Réponse à Recommandation | Doc. 11531 | 28 février 2008

Auteur(s) :
Comité des Ministres
Origine
Adoptée le 20 février 2008 par le Comité des Ministres, lors de la 1018e réunion des Délégués des Ministres.
Réponse à Recommandation
: Recommandation 1735 (2006)
Thesaurus
1. Le Comité des Ministres rappelle qu’en janvier 2007, lors de la 984e réunion des Délégués des Ministres, il a adopté la réponse intérimaire suivante à la Recommandation 1735 (2006) de l’Assemblée parlementaire sur le concept de «nation»:
«Le Comité des Ministres a procédé à un examen approfondi de la recommandation, s’étant penché à plusieurs reprises sur un projet de réponse préliminaire. Au cours de cet examen, il en est ressorti certaines conclusions. D’abord, la perception du concept de “nation” varie considérablement d’Etat à Etat. Ensuite, malgré la multiplicité des perceptions, le concept de “nation” est une question également sensible pour tous les Etats.

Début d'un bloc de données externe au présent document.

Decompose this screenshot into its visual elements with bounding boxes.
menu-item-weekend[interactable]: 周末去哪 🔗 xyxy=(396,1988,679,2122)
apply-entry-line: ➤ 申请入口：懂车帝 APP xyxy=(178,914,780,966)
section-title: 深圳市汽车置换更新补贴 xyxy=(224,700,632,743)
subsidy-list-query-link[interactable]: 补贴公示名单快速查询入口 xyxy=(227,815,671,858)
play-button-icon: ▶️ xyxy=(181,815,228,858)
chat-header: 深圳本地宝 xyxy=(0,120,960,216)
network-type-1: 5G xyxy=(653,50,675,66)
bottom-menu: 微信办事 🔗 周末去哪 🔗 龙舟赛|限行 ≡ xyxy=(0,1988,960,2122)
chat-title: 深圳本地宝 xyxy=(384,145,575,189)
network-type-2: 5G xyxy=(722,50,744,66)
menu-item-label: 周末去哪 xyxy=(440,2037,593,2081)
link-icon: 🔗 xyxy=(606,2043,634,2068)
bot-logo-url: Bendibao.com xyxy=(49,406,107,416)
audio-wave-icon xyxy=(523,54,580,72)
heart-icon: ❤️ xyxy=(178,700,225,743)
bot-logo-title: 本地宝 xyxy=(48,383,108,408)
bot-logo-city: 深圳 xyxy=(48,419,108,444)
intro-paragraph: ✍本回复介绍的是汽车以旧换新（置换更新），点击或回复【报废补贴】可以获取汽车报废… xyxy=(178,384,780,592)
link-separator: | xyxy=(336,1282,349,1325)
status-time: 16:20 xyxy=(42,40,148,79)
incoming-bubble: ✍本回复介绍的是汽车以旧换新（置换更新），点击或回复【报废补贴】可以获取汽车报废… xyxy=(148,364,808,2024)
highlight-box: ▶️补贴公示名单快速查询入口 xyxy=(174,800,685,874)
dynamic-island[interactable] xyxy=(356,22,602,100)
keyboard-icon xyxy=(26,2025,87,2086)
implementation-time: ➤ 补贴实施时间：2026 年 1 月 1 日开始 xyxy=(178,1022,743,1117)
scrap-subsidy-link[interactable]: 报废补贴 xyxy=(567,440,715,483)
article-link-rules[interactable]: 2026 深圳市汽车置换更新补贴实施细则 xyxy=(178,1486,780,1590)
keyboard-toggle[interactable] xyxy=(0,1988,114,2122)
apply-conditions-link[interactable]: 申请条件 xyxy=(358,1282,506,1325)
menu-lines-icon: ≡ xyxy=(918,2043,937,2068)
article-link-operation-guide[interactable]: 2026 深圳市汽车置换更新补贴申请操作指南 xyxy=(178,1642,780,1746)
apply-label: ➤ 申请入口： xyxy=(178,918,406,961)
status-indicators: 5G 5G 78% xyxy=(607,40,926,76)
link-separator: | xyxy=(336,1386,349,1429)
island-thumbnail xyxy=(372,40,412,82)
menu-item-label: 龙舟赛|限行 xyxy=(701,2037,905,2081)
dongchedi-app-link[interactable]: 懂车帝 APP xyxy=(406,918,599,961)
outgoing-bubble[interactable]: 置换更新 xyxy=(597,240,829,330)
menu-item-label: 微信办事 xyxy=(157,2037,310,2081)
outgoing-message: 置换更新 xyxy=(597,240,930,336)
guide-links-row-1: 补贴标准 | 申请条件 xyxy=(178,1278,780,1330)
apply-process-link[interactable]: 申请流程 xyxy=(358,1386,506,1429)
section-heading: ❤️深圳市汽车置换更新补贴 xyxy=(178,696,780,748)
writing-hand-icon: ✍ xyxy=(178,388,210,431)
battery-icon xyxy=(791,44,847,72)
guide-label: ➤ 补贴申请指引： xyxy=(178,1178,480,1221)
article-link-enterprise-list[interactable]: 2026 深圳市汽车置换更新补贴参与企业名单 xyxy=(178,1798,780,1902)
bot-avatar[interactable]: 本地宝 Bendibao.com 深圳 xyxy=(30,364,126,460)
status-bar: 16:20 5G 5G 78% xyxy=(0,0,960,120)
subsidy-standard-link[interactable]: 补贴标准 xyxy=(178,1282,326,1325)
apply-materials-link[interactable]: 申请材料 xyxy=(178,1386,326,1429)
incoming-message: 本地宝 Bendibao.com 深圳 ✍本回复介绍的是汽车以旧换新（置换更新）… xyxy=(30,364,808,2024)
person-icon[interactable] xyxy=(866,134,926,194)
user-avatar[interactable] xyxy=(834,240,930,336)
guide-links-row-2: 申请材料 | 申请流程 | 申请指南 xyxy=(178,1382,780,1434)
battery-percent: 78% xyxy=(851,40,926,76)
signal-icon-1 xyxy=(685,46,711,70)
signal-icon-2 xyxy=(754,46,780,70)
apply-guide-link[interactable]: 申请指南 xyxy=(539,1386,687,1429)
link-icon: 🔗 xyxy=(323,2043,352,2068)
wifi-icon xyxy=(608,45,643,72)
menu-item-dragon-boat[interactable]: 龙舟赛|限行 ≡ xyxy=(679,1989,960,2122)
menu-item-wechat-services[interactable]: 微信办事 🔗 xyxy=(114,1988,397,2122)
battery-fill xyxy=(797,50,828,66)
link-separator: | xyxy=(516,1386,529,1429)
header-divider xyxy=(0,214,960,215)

Dans ces conditions, le Comité, se rendant pleinement compte de la difficulté d’adopter une position unique et univoque concernant les questions soulevées dans la recommandation, mais souhaitant néanmoins fournir à l’Assemblée une réponse mûrement réfléchie, a décidé de demander une perspective juridique complémentaire en la matière, et reprendra ses travaux une fois saisi de ces conseils.»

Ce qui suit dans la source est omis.